Behavior of particles and gases in vehicle cabin
The impact of air pollution on human health is a major concern and various anthropogenic sources of particulate exposure are under investigation to better understand their contributions to adverse health effects. Travel in vehicles represents a primary source of human exposure to particulate matter. A recent report estimated that for Los Angeles residents, 33-45% of exposure to ultrafine particles occurs while traveling in vehicles. Commuters on highways may be at particular risk, since particulate levels are demonstrably higher on highways.

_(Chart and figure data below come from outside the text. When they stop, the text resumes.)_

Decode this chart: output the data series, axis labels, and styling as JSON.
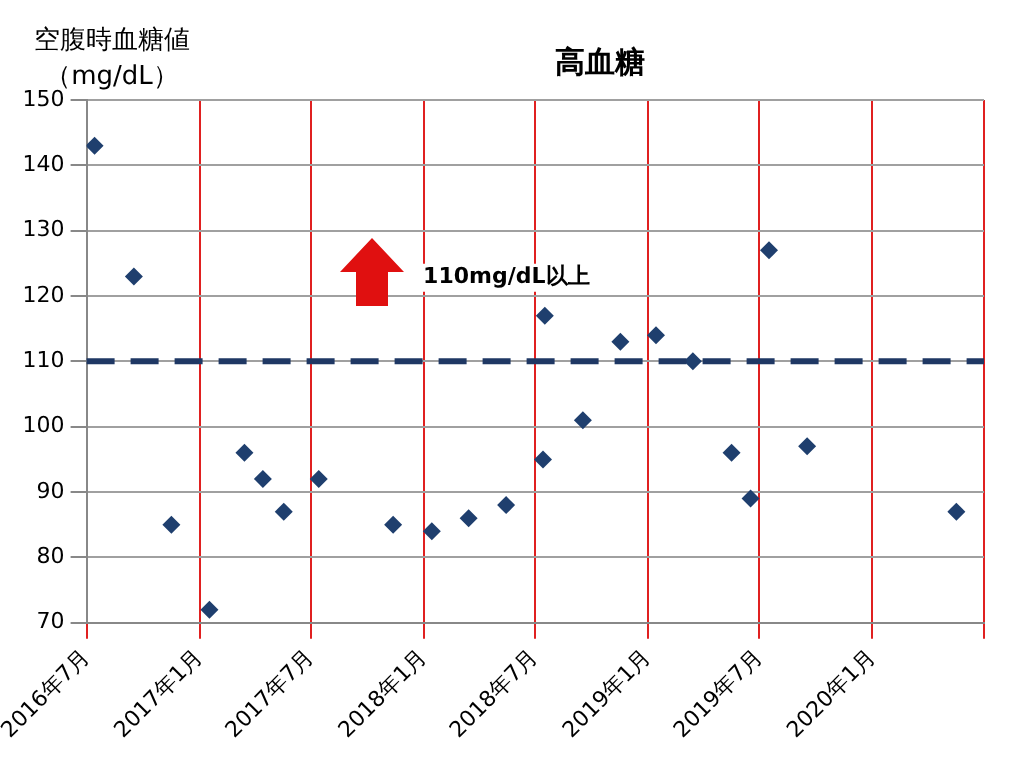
{
  "chart_data": {
    "type": "scatter",
    "title": "高血糖",
    "ylabel": "空腹時血糖値（mg/dL）",
    "x": [
      "2016-07-14",
      "2016-09-16",
      "2016-11-16",
      "2017-01-17",
      "2017-03-15",
      "2017-04-14",
      "2017-05-18",
      "2017-07-14",
      "2017-11-12",
      "2018-01-14",
      "2018-03-15",
      "2018-05-15",
      "2018-07-14",
      "2018-07-17",
      "2018-09-17",
      "2018-11-17",
      "2019-01-14",
      "2019-03-15",
      "2019-05-17",
      "2019-06-17",
      "2019-07-17",
      "2019-09-17",
      "2020-05-17"
    ],
    "series": [
      {
        "color": "#1f3f6e",
        "values": [
          143,
          123,
          85,
          72,
          96,
          92,
          87,
          92,
          85,
          84,
          86,
          88,
          95,
          117,
          101,
          113,
          114,
          110,
          96,
          89,
          127,
          97,
          87
        ]
      }
    ],
    "xlim": [
      "2016-07",
      "2020-07"
    ],
    "xticks": [
      {
        "value": "2016-07",
        "label": "2016年7月"
      },
      {
        "value": "2017-01",
        "label": "2017年1月"
      },
      {
        "value": "2017-07",
        "label": "2017年7月"
      },
      {
        "value": "2018-01",
        "label": "2018年1月"
      },
      {
        "value": "2018-07",
        "label": "2018年7月"
      },
      {
        "value": "2019-01",
        "label": "2019年1月"
      },
      {
        "value": "2019-07",
        "label": "2019年7月"
      },
      {
        "value": "2020-01",
        "label": "2020年1月"
      },
      {
        "value": "2020-07",
        "label": null
      }
    ],
    "ylim": [
      70,
      150
    ],
    "yticks": [
      70,
      80,
      90,
      100,
      110,
      120,
      130,
      140,
      150
    ],
    "ref_lines": [
      {
        "axis": "y",
        "value": 110,
        "color": "#1f3864",
        "line_style": "dashed"
      }
    ],
    "annotations": [
      "110mg/dL以上"
    ],
    "grid": true,
    "legend": false,
    "marker": "diamond"
  }
}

People living in urban areas are keen to reduce their exposure to particulate matter while riding a vehicle but there is a lack of information to make intelligent choices.
This study will show characteristic behavior of carbon monoxide, nitrogen oxides, ozone and particles in vehicle cabin in the presence of a passenger under various ventilation condition. This will give insight on how to control these pollutants in vehicle cabin.
The study will also definition a Cabin Air Quality Index (CAQI) to assess vehicle’s ability to maintain clean cabin air quality similar to MPG for fuel economy. The study developed both static and dynamic test methods, which characterize and quantify vehicle cabin air quality from consumer’s perspective.
The presentation will include details of the test method, results, and their implications. Standardization effort on CAQI via CEN workshop and VIAQ (Vehicle Interior Air Quality) IWG (Informal Working Group) under UNECE will be briefly explained at the end of the presentation.